Bandits with preference feedback present a powerful tool for optimizing unknown target functions when only pairwise comparisons are allowed instead of direct value queries. This model allows for incorporating human feedback into online inference and optimization and has been employed in systems for fine-tuning large language models. The problem is well understood in simplified settings with linear target functions or over finite small domains that limit practical interest. Taking the next step, we consider infinite domains and nonlinear (kernelized) rewards. In this setting, selecting a pair of actions is quite challenging and requires balancing exploration and exploitation at two levels: within the pair, and along the iterations of the algorithm. We propose MAXMINLCB, which emulates this trade-off as a zero-sum Stackelberg game, and chooses action pairs that are informative and yield favorable rewards. MAXMINLCB consistently outperforms existing algorithms and satisfies an anytime-valid rate-optimal regret guarantee. This is due to our novel preference-based confidence sequences for kernelized logistic estimators.

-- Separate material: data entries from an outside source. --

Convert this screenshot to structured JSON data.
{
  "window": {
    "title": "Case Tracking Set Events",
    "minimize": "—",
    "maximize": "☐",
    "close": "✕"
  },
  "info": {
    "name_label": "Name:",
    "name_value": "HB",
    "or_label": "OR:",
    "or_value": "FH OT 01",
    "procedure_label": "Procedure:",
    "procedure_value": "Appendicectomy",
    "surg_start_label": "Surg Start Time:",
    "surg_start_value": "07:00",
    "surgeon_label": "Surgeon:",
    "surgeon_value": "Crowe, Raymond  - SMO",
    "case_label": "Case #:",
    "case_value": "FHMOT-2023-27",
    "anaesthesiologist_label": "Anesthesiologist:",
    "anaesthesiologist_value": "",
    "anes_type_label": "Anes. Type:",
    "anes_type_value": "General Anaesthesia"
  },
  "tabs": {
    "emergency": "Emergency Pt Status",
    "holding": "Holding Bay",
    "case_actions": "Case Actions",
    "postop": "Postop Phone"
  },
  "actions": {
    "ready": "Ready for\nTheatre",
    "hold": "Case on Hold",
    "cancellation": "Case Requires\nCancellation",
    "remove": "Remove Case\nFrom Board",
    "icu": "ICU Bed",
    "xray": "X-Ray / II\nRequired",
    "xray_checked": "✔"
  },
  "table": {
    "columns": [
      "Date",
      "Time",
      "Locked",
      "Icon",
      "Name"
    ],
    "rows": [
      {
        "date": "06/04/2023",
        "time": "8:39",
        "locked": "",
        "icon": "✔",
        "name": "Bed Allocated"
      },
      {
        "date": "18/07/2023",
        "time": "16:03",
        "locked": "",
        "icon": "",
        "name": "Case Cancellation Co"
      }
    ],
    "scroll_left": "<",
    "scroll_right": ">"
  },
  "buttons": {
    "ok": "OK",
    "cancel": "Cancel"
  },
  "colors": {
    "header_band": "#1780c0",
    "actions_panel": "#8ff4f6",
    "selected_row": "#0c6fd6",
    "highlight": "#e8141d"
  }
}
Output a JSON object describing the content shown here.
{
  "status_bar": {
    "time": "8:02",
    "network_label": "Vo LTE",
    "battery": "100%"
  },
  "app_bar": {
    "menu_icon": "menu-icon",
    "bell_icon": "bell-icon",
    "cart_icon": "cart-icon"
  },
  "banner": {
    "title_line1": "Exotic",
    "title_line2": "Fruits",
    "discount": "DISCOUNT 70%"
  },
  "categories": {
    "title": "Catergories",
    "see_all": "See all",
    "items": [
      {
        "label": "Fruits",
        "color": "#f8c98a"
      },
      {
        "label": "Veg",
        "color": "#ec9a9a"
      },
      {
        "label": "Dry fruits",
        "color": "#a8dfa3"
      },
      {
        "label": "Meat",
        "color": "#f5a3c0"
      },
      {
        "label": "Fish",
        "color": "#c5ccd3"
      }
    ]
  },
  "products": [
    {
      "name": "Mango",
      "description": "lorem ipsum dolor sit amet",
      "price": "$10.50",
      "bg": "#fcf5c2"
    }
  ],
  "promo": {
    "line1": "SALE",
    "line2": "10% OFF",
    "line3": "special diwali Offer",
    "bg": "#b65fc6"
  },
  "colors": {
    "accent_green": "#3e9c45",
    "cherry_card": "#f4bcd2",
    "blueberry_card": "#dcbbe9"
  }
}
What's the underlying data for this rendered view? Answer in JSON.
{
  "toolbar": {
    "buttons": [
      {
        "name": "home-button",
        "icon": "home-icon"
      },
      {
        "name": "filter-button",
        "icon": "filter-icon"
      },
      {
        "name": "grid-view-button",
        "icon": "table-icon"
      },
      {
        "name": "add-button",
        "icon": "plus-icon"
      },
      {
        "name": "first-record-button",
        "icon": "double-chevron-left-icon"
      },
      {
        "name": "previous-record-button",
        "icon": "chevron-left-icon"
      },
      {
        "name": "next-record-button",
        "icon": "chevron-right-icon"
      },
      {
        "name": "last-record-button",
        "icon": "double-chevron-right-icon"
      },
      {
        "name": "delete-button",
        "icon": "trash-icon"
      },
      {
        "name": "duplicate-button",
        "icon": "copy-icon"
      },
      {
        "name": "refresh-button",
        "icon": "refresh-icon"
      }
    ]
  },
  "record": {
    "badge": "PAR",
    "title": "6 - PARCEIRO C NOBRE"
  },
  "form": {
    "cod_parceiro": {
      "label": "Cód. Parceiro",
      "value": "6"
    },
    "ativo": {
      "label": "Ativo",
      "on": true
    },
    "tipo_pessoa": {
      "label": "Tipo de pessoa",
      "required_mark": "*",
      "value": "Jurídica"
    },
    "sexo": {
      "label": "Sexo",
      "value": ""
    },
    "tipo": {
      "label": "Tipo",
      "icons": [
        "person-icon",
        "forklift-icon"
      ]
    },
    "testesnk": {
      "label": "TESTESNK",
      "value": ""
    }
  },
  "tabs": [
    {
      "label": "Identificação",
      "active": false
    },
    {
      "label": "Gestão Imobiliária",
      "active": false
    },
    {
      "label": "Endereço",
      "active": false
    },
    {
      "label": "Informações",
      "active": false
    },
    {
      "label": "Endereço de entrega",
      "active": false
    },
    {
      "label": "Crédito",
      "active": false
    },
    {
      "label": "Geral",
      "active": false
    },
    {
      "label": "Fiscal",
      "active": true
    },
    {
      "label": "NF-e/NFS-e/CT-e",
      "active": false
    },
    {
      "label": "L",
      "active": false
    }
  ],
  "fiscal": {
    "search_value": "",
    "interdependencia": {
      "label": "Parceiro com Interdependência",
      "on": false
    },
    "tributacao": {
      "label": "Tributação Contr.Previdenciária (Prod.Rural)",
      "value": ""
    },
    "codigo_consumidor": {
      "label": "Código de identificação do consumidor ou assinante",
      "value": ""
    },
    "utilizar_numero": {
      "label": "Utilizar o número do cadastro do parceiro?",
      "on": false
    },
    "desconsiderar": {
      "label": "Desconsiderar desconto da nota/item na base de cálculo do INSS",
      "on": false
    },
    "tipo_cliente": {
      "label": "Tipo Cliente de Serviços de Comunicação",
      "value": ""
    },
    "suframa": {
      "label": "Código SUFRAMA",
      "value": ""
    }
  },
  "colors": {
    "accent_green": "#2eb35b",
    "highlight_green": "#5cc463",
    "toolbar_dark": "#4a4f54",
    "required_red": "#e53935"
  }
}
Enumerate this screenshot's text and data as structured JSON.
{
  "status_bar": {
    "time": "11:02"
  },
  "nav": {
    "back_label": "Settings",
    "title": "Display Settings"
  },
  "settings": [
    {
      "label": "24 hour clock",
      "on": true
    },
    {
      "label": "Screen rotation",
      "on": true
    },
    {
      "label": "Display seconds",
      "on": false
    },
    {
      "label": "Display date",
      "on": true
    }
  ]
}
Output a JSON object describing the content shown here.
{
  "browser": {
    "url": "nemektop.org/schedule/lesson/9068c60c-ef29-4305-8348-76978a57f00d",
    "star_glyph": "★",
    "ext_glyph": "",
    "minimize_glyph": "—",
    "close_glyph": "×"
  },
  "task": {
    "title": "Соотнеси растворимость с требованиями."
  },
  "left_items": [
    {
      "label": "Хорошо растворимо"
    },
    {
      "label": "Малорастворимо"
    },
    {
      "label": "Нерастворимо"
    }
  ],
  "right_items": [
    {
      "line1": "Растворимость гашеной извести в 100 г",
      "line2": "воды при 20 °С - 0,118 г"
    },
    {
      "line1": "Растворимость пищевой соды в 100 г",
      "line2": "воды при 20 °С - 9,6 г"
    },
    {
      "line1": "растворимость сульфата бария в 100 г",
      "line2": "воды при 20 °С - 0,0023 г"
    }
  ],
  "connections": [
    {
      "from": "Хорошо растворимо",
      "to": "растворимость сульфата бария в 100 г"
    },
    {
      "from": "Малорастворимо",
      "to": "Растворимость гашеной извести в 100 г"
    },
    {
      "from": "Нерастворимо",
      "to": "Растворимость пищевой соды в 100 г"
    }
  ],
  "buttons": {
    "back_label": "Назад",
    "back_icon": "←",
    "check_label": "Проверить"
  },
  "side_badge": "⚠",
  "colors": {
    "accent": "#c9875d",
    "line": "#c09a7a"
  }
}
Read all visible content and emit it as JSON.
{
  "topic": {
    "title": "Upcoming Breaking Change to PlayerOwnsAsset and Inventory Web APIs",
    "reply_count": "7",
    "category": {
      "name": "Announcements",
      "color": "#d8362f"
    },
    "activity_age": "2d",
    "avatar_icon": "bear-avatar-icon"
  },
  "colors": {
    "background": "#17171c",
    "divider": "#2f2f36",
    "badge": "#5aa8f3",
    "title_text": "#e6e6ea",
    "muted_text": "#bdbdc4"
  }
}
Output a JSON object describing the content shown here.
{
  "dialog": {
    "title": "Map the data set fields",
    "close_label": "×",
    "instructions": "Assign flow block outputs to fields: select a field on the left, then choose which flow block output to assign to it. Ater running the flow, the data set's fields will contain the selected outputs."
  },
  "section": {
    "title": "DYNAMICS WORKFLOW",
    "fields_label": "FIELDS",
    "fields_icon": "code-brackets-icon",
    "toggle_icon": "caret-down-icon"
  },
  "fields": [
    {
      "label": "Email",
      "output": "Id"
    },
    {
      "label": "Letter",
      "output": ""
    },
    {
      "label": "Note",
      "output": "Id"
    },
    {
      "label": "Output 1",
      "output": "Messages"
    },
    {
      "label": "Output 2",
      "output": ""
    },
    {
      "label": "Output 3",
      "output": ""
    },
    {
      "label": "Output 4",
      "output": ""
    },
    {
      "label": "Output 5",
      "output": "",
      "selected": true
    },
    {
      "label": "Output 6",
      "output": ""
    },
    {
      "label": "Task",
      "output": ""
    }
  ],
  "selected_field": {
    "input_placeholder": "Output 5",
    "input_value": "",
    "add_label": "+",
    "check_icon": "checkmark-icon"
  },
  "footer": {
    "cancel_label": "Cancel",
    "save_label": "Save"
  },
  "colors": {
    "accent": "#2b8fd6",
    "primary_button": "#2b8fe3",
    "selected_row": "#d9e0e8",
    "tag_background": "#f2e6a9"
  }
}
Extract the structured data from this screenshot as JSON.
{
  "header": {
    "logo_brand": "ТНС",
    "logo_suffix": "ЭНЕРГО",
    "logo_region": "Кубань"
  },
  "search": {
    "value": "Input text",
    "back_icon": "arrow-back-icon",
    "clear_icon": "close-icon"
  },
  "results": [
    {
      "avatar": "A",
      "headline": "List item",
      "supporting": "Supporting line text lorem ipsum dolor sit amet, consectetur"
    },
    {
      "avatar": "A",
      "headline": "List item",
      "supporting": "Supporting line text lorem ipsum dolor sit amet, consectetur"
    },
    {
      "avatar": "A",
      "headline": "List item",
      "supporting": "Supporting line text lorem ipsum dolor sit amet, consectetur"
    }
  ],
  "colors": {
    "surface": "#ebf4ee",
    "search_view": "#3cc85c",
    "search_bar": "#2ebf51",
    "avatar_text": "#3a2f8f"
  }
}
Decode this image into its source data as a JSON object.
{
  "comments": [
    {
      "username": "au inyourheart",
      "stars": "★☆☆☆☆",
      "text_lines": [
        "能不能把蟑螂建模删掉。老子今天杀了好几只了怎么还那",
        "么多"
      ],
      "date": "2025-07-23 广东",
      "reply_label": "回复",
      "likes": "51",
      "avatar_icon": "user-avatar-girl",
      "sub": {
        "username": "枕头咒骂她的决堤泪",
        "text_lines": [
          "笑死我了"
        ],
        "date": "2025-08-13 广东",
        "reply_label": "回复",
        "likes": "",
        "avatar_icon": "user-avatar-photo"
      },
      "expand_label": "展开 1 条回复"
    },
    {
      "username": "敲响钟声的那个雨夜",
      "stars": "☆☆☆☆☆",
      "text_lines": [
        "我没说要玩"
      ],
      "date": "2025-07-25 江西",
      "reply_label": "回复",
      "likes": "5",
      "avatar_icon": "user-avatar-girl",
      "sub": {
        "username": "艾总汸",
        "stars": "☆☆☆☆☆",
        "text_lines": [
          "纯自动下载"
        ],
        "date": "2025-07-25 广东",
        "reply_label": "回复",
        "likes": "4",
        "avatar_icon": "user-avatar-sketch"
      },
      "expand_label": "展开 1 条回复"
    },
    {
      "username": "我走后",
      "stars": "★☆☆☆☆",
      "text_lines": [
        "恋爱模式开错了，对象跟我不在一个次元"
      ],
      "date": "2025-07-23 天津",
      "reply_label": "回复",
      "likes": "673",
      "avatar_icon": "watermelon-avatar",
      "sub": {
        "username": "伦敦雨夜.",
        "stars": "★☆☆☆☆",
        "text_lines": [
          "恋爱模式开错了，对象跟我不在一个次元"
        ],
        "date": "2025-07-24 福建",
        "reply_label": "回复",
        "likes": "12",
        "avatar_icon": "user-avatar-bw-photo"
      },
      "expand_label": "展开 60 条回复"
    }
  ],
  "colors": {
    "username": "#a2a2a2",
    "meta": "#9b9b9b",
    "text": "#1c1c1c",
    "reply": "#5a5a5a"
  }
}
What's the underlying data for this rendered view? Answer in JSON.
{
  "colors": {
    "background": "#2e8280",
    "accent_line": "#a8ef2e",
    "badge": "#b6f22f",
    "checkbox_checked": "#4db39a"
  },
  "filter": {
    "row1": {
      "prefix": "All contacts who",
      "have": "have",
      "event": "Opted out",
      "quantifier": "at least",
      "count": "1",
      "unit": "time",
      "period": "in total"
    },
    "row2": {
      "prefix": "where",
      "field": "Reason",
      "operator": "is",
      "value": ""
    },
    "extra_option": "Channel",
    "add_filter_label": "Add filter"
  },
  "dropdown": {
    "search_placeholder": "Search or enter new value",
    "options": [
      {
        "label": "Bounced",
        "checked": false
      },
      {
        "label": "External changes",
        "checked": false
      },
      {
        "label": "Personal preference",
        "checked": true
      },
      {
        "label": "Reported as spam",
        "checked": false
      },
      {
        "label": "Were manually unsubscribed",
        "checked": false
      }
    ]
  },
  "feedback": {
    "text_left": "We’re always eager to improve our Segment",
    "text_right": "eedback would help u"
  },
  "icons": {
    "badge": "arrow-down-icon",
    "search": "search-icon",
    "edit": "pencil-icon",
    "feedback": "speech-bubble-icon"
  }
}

翻译：偏好反馈赌博机为优化未知目标函数提供了一种强大工具，仅允许成对比较而非直接值查询。该模型可将人类反馈融入在线推断与优化过程，已应用于微调大语言模型的系统中。在线性目标函数或有限小域等简化设定下，该问题已得到充分理解，但实际应用价值受限。为进一步推进研究，我们考虑无限域与非线性的核化奖励函数。在此设定下，动作对的选择极具挑战性，需要在两个层面平衡探索与利用：动作对内部层面与算法迭代层面。我们提出MAXMINLCB算法，通过零和斯塔克尔伯格博弈模拟这种权衡机制，选择兼具信息量与高奖励潜力的动作对。MAXMINLCB在持续超越现有算法的同时，满足任意时间有效的速率最优遗憾保证。这得益于我们提出的基于核化逻辑估计器的偏好置信序列新方法。